Similar to the pathogenesis of C. difficile, MRSA enterocolitis is likely caused by a toxin-mediated mechanism. More than 20 different staphylococcal enterotoxins (SEs) have been identified [15]. Many have well-understood roles in staphylococcal food poisoning, and several reports have identified TSST-1 as well as SE-A, B, C, D, and E in cases of S. aureus enterocolitis [7, 9, 10, 12]. Staphylococcal leucocidin LukE-LukD also has proposed involvement in the disease process via a cytotoxic mechanism, and in one case, series was identified in 94% of MRSA enterocolitis isolates [16]. The majority of MRSA are toxin-producing strains, which may account for their relative prevalence (in comparison with MSSA) in cases of enterocolitis [15].

In cases of severe antibiotic-associated diarrhea when C. difficile toxin testing is negative, stool culture should be performed for further evaluation, and isolation of MRSA as the predominant organism should suggest causation.

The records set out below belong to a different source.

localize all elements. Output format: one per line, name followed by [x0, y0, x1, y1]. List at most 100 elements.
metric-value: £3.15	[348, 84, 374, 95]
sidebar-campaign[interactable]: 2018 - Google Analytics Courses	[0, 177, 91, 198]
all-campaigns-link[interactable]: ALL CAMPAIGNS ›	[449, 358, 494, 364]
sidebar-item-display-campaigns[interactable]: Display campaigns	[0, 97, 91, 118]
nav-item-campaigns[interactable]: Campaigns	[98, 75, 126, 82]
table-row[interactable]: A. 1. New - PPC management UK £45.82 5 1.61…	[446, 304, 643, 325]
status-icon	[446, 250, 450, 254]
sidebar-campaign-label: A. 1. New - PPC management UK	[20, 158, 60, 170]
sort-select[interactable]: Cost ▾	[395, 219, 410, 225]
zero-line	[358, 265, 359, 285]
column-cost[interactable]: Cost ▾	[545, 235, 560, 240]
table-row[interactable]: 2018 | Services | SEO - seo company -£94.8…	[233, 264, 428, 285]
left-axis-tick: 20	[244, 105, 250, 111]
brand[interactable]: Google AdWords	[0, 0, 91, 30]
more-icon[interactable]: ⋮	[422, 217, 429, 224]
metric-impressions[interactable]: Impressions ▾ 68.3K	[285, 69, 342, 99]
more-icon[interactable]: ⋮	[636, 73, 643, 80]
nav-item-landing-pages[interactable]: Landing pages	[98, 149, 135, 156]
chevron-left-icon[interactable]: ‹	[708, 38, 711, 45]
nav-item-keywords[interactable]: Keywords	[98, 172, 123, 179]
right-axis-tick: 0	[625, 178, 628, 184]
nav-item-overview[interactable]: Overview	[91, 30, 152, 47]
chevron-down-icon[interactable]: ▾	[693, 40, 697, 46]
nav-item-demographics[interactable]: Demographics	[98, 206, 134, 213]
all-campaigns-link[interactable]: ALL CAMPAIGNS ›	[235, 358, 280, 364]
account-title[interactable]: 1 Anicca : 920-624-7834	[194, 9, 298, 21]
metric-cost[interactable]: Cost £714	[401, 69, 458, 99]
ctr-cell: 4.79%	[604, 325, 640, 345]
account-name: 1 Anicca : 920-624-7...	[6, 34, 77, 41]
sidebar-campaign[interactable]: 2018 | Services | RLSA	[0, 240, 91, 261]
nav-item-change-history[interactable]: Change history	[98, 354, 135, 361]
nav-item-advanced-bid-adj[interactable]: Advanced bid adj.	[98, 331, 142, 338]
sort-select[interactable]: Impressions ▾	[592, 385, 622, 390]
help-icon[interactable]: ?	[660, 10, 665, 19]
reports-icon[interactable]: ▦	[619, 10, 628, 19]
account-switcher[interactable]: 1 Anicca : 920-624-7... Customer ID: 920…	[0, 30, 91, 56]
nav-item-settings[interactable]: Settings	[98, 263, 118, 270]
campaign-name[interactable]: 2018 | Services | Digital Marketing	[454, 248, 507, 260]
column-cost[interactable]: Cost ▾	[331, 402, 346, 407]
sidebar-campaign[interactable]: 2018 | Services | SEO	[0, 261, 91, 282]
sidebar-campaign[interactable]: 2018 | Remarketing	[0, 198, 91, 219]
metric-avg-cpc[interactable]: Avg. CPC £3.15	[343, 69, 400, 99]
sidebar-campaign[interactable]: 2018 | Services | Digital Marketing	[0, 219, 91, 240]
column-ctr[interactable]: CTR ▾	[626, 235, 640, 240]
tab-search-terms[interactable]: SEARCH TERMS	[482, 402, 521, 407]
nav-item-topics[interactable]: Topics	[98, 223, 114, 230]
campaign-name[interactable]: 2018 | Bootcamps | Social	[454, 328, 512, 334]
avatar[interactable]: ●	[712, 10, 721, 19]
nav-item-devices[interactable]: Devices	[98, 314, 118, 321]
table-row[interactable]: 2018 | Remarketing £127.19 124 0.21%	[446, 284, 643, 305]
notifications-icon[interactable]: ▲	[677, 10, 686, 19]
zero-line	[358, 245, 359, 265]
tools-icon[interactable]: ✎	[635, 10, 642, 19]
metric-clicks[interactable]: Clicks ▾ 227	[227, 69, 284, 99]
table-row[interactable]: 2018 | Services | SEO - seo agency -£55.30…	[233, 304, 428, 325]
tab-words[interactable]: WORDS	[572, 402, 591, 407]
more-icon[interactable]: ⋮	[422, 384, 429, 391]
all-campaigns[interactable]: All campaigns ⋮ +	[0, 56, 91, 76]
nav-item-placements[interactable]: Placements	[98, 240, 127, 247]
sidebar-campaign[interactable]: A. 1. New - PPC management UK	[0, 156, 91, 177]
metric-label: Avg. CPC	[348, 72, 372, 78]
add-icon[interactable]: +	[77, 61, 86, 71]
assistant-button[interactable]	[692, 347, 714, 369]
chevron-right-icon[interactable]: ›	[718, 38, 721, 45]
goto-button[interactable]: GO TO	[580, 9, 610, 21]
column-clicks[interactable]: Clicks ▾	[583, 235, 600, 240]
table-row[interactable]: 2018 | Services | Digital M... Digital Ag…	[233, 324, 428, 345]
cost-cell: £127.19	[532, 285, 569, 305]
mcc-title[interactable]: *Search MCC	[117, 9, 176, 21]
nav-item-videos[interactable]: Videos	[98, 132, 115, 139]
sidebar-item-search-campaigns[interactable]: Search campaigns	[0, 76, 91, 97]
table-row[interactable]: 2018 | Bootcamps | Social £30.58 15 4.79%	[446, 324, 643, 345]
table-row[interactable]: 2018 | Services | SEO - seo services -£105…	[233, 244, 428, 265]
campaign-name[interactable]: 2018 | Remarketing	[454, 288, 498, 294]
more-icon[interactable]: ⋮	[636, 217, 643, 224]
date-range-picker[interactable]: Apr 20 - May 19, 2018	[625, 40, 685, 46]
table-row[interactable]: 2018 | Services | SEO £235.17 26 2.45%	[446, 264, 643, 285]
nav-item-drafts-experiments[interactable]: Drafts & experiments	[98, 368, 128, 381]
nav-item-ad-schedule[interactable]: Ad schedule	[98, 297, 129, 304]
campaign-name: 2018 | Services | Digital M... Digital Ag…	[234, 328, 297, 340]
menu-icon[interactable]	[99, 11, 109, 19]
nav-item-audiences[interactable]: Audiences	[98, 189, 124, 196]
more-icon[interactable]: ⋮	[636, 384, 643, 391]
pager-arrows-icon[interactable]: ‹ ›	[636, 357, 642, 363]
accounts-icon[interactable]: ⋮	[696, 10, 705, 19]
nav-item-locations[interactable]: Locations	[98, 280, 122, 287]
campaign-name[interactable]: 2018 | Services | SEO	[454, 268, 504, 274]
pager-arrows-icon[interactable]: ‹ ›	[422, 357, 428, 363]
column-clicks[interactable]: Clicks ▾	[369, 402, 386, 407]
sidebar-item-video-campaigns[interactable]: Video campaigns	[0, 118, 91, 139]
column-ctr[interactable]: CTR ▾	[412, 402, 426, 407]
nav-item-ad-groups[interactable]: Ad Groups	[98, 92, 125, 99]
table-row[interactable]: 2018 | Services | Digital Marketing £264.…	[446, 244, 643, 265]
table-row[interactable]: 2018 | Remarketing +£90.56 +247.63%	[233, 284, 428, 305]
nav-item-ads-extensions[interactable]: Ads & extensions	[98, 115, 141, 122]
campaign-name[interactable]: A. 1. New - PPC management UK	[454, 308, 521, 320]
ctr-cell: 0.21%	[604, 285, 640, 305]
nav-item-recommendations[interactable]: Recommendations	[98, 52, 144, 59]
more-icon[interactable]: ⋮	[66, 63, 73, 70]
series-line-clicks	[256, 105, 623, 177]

Testing for viral enteric pathogens (though not performed in this case) is now more widely available, and these should also be excluded. When MRSA is identified or suspected as the cause of antibiotic-associated colitis, oral vancomycin is the recommended treatment [12]. While diarrheal symptoms often begin to resolve within 24 hours of initiation of vancomycin, typically a 10–14-day course of 125–250 mg daily is used to ensure adequate treatment, though data on exact dose and duration are sparse and warrant further study [12, 17]. Additionally, supportive care and symptomatic management are important, and as diarrhea tends to be very profuse, aggressive fluid resuscitation is often necessary.

Though C. difficile is the most common infectious cause of antibiotic-associated diarrhea, MRSA is a clinically relevant and likely underdiagnosed etiology. Our patient’s presentation with colitis following a recent course of antibiotics, negative C. difficile PCR, MRSA overgrowth on stool cultures to the exclusion of normal fecal flora, and rapid resolution of diarrhea following initiation of oral vancomycin was consistent with MRSA as the inciting pathogen.


The views expressed in this manuscript are those of the authors and do not necessarily reflect the official policy or position of the Department of the Navy, Department of the Army, Department of Defense, nor the U.S. Government.

Conflicts of Interest

The authors declare that they have no conflicts of interest.